Hi there, first, I know exactly how you are feeling. I am an otherwise healthy 32 y/o female. When I hit 30 (also the start of the pandemic) I started having 20+ new symptoms. I honestly thought I was dying. Doctors bounced me around to one another, I was told I have MS, checked for cancer, had endless MRIs and a spinal tap. They wouldn't figure out why I had nerve pain, swelling, brain fog and a persistently dropping wbc. After 2 years of searching, I started seeing a functional doctor who diagnosed me with CIRS. While COVID is can trigger this, the thought was after being in the house for so long, day after day during the pandemic, I developed mold illness which lowered my immune system and made me more prone to older and new infections. My lyme reactived, along with EBV, shingles, strep. All the things. I'm not sure where you are based, however Dr. Miles (Medicine With Heart) is a fantastic functional doctor who helps to get to the root cause of CIRS. I recently just started treatment. I'm still in the thick of it but have hope. If it is mold related, you can order a mycotoxin test (sadly not covered by insurance as CIRS is not*yet* recognized by western medicine, as I'm sure you're finding. Some people (roughly 20%) have an HLA-DR gene that makes is so their body is not able to tag and flush our biotoxins, such as mold, as well as others. Dr. Jess MD (you can find her on instagram) offers a ton of free information about CIRS and root causes. She has a platform ($49/month) where you can also order your own tests, such as the mycotoxin test if you're eager to find out and do not yet have a functional doctor. If you ever want to connect and speak further, I'm very open. CIRS is a debilitating and lonely condition. I've had to be my own doctor for so long, but there is hope. We are the sensitive canaries of this world. Sending strength and light <3
I got the first dose of Pfizer on 03/22/2021 and immediately rapid heartbeat 140/min. In the next few days, I felt shortness of breath. In three weeks I developed dyspena, POTS symptoms and sweating. POTS symptoms took half a year to recover. But my dyspnea never gets better: the air flow of my nose is decreasing every day and I am exercise intolerant. Pulmonary function test show my MIP/MEP (maximum inhale and exhale pressure) is extremely low. Cardio-pulmonary exercise test shows my peak O2 is only 30% of the normal value. No lung and heart problems. Lung doctor suspected it might be related to respiratory muscle weakness (neuromuscular disease disorder). Went to the Mayo Clinic, and ruled out this. I also have other neurological symptoms: muscle fasciculations, and uncontrolled body movement. Mayo Clinic movement disorder specialist ruled out the disease. I posted my case on early 2022 related to long covid. At that time, I didn't see much of reports related to vaccine side effects like me. Now, there is extremely few air flowing out of nose and I am easy to get fatigued. It makes me and my family in hardship! How could we get compensation for the unfortunate?

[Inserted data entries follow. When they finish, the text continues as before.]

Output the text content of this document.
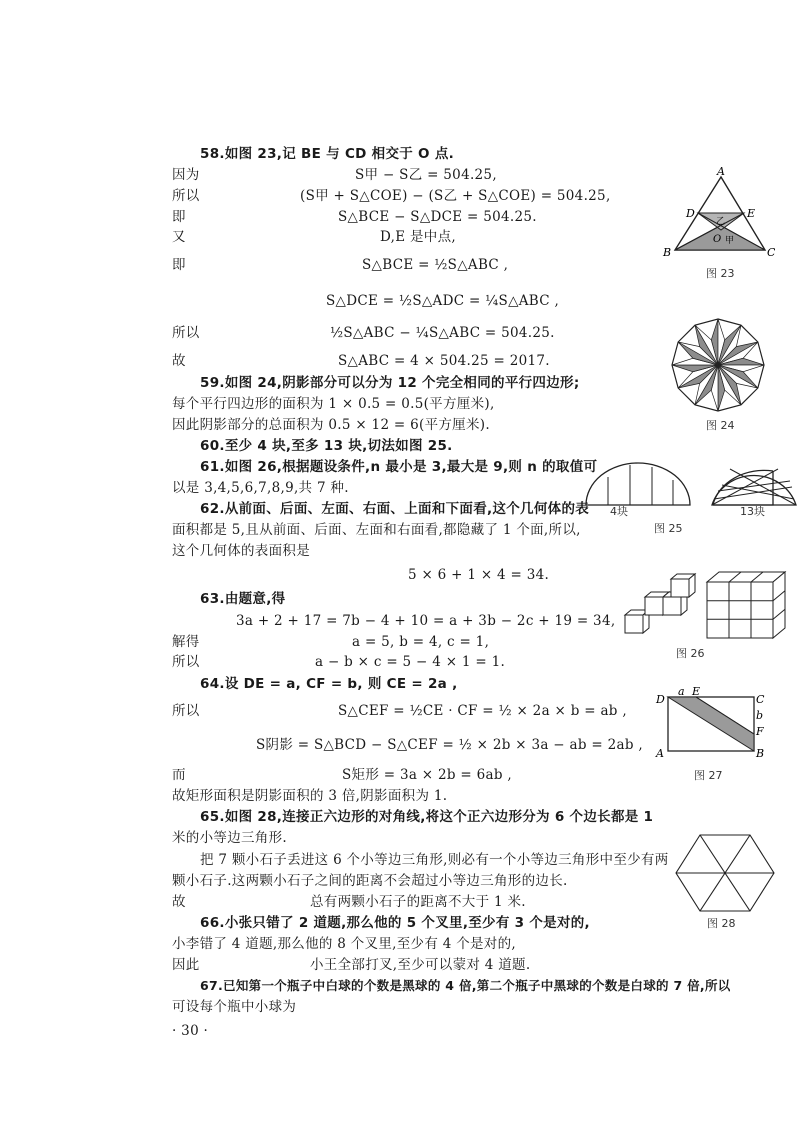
58.如图 23,记 BE 与 CD 相交于 O 点.
因为	S甲 − S乙 = 504.25,
所以	(S甲 + S△COE) − (S乙 + S△COE) = 504.25,
即	S△BCE − S△DCE = 504.25.
又	D,E 是中点,
即	S△BCE = ½S△ABC ,
S△DCE = ½S△ADC = ¼S△ABC ,
所以	½S△ABC − ¼S△ABC = 504.25.
故	S△ABC = 4 × 504.25 = 2017.
59.如图 24,阴影部分可以分为 12 个完全相同的平行四边形;
每个平行四边形的面积为 1 × 0.5 = 0.5(平方厘米),
因此阴影部分的总面积为 0.5 × 12 = 6(平方厘米).
60.至少 4 块,至多 13 块,切法如图 25.
61.如图 26,根据题设条件,n 最小是 3,最大是 9,则 n 的取值可
以是 3,4,5,6,7,8,9,共 7 种.
62.从前面、后面、左面、右面、上面和下面看,这个几何体的表
面积都是 5,且从前面、后面、左面和右面看,都隐藏了 1 个面,所以,
这个几何体的表面积是
5 × 6 + 1 × 4 = 34.
63.由题意,得
3a + 2 + 17 = 7b − 4 + 10 = a + 3b − 2c + 19 = 34,
解得	a = 5, b = 4, c = 1,
所以	a − b × c = 5 − 4 × 1 = 1.
64.设 DE = a, CF = b, 则 CE = 2a ,
所以	S△CEF = ½CE · CF = ½ × 2a × b = ab ,
S阴影 = S△BCD − S△CEF = ½ × 2b × 3a − ab = 2ab ,
而	S矩形 = 3a × 2b = 6ab ,
故矩形面积是阴影面积的 3 倍,阴影面积为 1.
65.如图 28,连接正六边形的对角线,将这个正六边形分为 6 个边长都是 1
米的小等边三角形.
把 7 颗小石子丢进这 6 个小等边三角形,则必有一个小等边三角形中至少有两
颗小石子.这两颗小石子之间的距离不会超过小等边三角形的边长.
故	总有两颗小石子的距离不大于 1 米.
66.小张只错了 2 道题,那么他的 5 个叉里,至少有 3 个是对的,
小李错了 4 道题,那么他的 8 个叉里,至少有 4 个是对的,
因此	小王全部打叉,至少可以蒙对 4 道题.
67.已知第一个瓶子中白球的个数是黑球的 4 倍,第二个瓶子中黑球的个数是白球的 7 倍,所以
可设每个瓶中小球为
· 30 ·
A
B	C
D	E
O
乙
甲
图 23
图 24
4块	13块
图 25
图 26
D
A	B
C
E
F
a
b
图 27
图 28
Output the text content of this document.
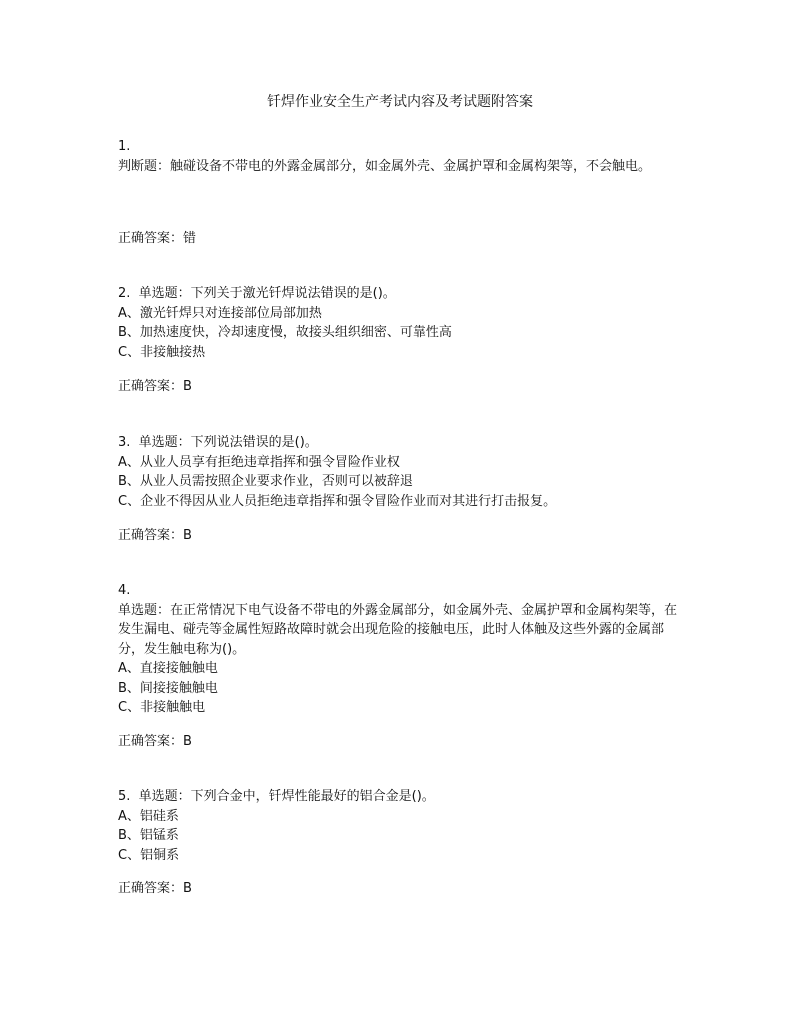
钎焊作业安全生产考试内容及考试题附答案
1.
判断题：触碰设备不带电的外露金属部分，如金属外壳、金属护罩和金属构架等，不会触电。
正确答案：错
2.  单选题：下列关于激光钎焊说法错误的是()。
A、激光钎焊只对连接部位局部加热
B、加热速度快，冷却速度慢，故接头组织细密、可靠性高
C、非接触接热
正确答案：B
3.  单选题：下列说法错误的是()。
A、从业人员享有拒绝违章指挥和强令冒险作业权
B、从业人员需按照企业要求作业，否则可以被辞退
C、企业不得因从业人员拒绝违章指挥和强令冒险作业而对其进行打击报复。
正确答案：B
4.
单选题：在正常情况下电气设备不带电的外露金属部分，如金属外壳、金属护罩和金属构架等，在发生漏电、碰壳等金属性短路故障时就会出现危险的接触电压，此时人体触及这些外露的金属部分，发生触电称为()。
A、直接接触触电
B、间接接触触电
C、非接触触电
正确答案：B
5.  单选题：下列合金中，钎焊性能最好的铝合金是()。
A、铝硅系
B、铝锰系
C、铝铜系
正确答案：B
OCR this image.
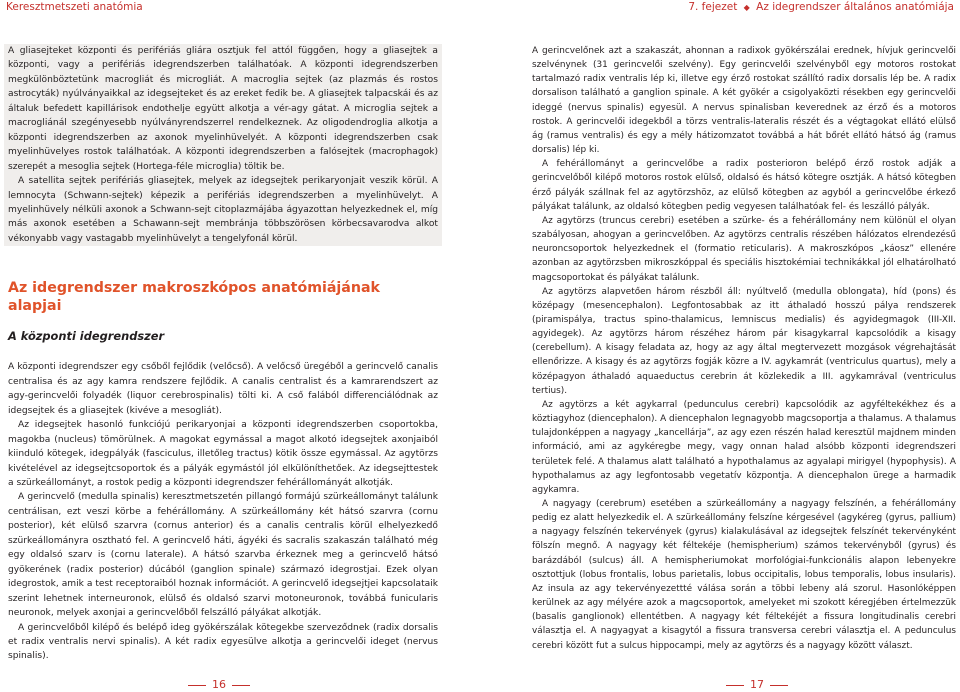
Keresztmetszeti anatómia	7. fejezet ◆ Az idegrendszer általános anatómiája

A gliasejteket központi és perifériás gliára osztjuk fel attól függően, hogy a gliasejtek a központi, vagy a perifériás idegrendszerben találhatóak. A központi idegrendszerben megkülönböztetünk macrogliát és microgliát. A macroglia sejtek (az plazmás és rostos astrocyták) nyúlványaikkal az idegsejteket és az ereket fedik be. A gliasejtek talpacskái és az általuk befedett kapillárisok endothelje együtt alkotja a vér-agy gátat. A microglia sejtek a macrogliánál szegényesebb nyúlványrendszerrel rendelkeznek. Az oligodendroglia alkotja a központi idegrendszerben az axonok myelinhüvelyét. A központi idegrendszerben csak myelinhüvelyes rostok találhatóak. A központi idegrendszerben a falósejtek (macrophagok) szerepét a mesoglia sejtek (Hortega-féle microglia) töltik be.

A satellita sejtek perifériás gliasejtek, melyek az idegsejtek perikaryonjait veszik körül. A lemnocyta (Schwann-sejtek) képezik a perifériás idegrendszerben a myelinhüvelyt. A myelinhüvely nélküli axonok a Schwann-sejt citoplazmájába ágyazottan helyezkednek el, míg más axonok esetében a Schawann-sejt membránja többszörösen körbecsavarodva alkot vékonyabb vagy vastagabb myelinhüvelyt a tengelyfonál körül.

Az idegrendszer makroszkópos anatómiájának alapjai
A központi idegrendszer

A központi idegrendszer egy csőből fejlődik (velőcső). A velőcső üregéből a gerincvelő canalis centralisa és az agy kamra rendszere fejlődik. A canalis centralist és a kamrarendszert az agy-gerincvelői folyadék (liquor cerebrospinalis) tölti ki. A cső falából differenciálódnak az idegsejtek és a gliasejtek (kivéve a mesogliát).

Az idegsejtek hasonló funkciójú perikaryonjai a központi idegrendszerben csoportokba, magokba (nucleus) tömörülnek. A magokat egymással a magot alkotó idegsejtek axonjaiból kiinduló kötegek, idegpályák (fasciculus, illetőleg tractus) kötik össze egymással. Az agytörzs kivételével az idegsejtcsoportok és a pályák egymástól jól elkülöníthetőek. Az idegsejttestek a szürkeállományt, a rostok pedig a központi idegrendszer fehérállományát alkotják.

A gerincvelő (medulla spinalis) keresztmetszetén pillangó formájú szürkeállományt találunk centrálisan, ezt veszi körbe a fehérállomány. A szürkeállomány két hátsó szarvra (cornu posterior), két elülső szarvra (cornus anterior) és a canalis centralis körül elhelyezkedő szürkeállományra osztható fel. A gerincvelő háti, ágyéki és sacralis szakaszán található még egy oldalsó szarv is (cornu laterale). A hátsó szarvba érkeznek meg a gerincvelő hátsó gyökerének (radix posterior) dúcából (ganglion spinale) származó idegrostjai. Ezek olyan idegrostok, amik a test receptoraiból hoznak információt. A gerincvelő idegsejtjei kapcsolataik szerint lehetnek interneuronok, elülső és oldalsó szarvi motoneuronok, továbbá funicularis neuronok, melyek axonjai a gerincvelőből felszálló pályákat alkotják.

A gerincvelőből kilépő és belépő ideg gyökérszálak kötegekbe szerveződnek (radix dorsalis et radix ventralis nervi spinalis). A két radix egyesülve alkotja a gerincvelői ideget (nervus spinalis).

A gerincvelőnek azt a szakaszát, ahonnan a radixok gyökérszálai erednek, hívjuk gerincvelői szelvénynek (31 gerincvelői szelvény). Egy gerincvelői szelvényből egy motoros rostokat tartalmazó radix ventralis lép ki, illetve egy érző rostokat szállító radix dorsalis lép be. A radix dorsalison található a ganglion spinale. A két gyökér a csigolyaközti résekben egy gerincvelői ideggé (nervus spinalis) egyesül. A nervus spinalisban keverednek az érző és a motoros rostok. A gerincvelői idegekből a törzs ventralis-lateralis részét és a végtagokat ellátó elülső ág (ramus ventralis) és egy a mély hátizomzatot továbbá a hát bőrét ellátó hátsó ág (ramus dorsalis) lép ki.

A fehérállományt a gerincvelőbe a radix posterioron belépő érző rostok adják a gerincvelőből kilépő motoros rostok elülső, oldalsó és hátsó kötegre osztják. A hátsó kötegben érző pályák szállnak fel az agytörzshöz, az elülső kötegben az agyból a gerincvelőbe érkező pályákat találunk, az oldalsó kötegben pedig vegyesen találhatóak fel- és leszálló pályák.

Az agytörzs (truncus cerebri) esetében a szürke- és a fehérállomány nem különül el olyan szabályosan, ahogyan a gerincvelőben. Az agytörzs centralis részében hálózatos elrendezésű neuroncsoportok helyezkednek el (formatio reticularis). A makroszkópos „káosz” ellenére azonban az agytörzsben mikroszkóppal és speciális hisztokémiai technikákkal jól elhatárolható magcsoportokat és pályákat találunk.

Az agytörzs alapvetően három részből áll: nyúltvelő (medulla oblongata), híd (pons) és középagy (mesencephalon). Legfontosabbak az itt áthaladó hosszú pálya rendszerek (piramispálya, tractus spino-thalamicus, lemniscus medialis) és agyidegmagok (III-XII. agyidegek). Az agytörzs három részéhez három pár kisagykarral kapcsolódik a kisagy (cerebellum). A kisagy feladata az, hogy az agy által megtervezett mozgások végrehajtását ellenőrizze. A kisagy és az agytörzs fogják közre a IV. agykamrát (ventriculus quartus), mely a középagyon áthaladó aquaeductus cerebrin át közlekedik a III. agykamrával (ventriculus tertius).

Az agytörzs a két agykarral (pedunculus cerebri) kapcsolódik az agyféltekékhez és a köztiagyhoz (diencephalon). A diencephalon legnagyobb magcsoportja a thalamus. A thalamus tulajdonképpen a nagyagy „kancellárja”, az agy ezen részén halad keresztül majdnem minden információ, ami az agykéregbe megy, vagy onnan halad alsóbb központi idegrendszeri területek felé. A thalamus alatt található a hypothalamus az agyalapi mirigyel (hypophysis). A hypothalamus az agy legfontosabb vegetatív központja. A diencephalon ürege a harmadik agykamra.

A nagyagy (cerebrum) esetében a szürkeállomány a nagyagy felszínén, a fehérállomány pedig ez alatt helyezkedik el. A szürkeállomány felszíne kérgesével (agykéreg (gyrus, pallium) a nagyagy felszínén tekervények (gyrus) kialakulásával az idegsejtek felszínét tekervényként fölszín megnő. A nagyagy két féltekéje (hemispherium) számos tekervényből (gyrus) és barázdából (sulcus) áll. A hemispheriumokat morfológiai-funkcionális alapon lebenyekre osztottjuk (lobus frontalis, lobus parietalis, lobus occipitalis, lobus temporalis, lobus insularis). Az insula az agy tekervényezettté válása során a többi lebeny alá szorul. Hasonlóképpen kerülnek az agy mélyére azok a magcsoportok, amelyeket mi szokott kéregjében értelmezzük (basalis ganglionok) ellentétben. A nagyagy két féltekéjét a fissura longitudinalis cerebri választja el. A nagyagyat a kisagytól a fissura transversa cerebri választja el. A pedunculus cerebri között fut a sulcus hippocampi, mely az agytörzs és a nagyagy között választ.

16	17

My 2.5 yr old and myself have been diagnosed with CIRS. In fact the pediatric infectious disease specialist was the one who diagnosed my son. Our CIRS is directly linked to our home and the fungi/ mold that we have been exposed to. It’s beyond flustering that CIRS is not fully recognized in western medicine yet and therefore means we have to pay out of pocket since insurance won’t cover it. I’ve done intense research for treatments and the only place I trust is going to be a clinic in Texas, which was just given the honor of being a center of excellence.
Environmental Brain Health Clinics of America
I feel your frustrations and all the emotions!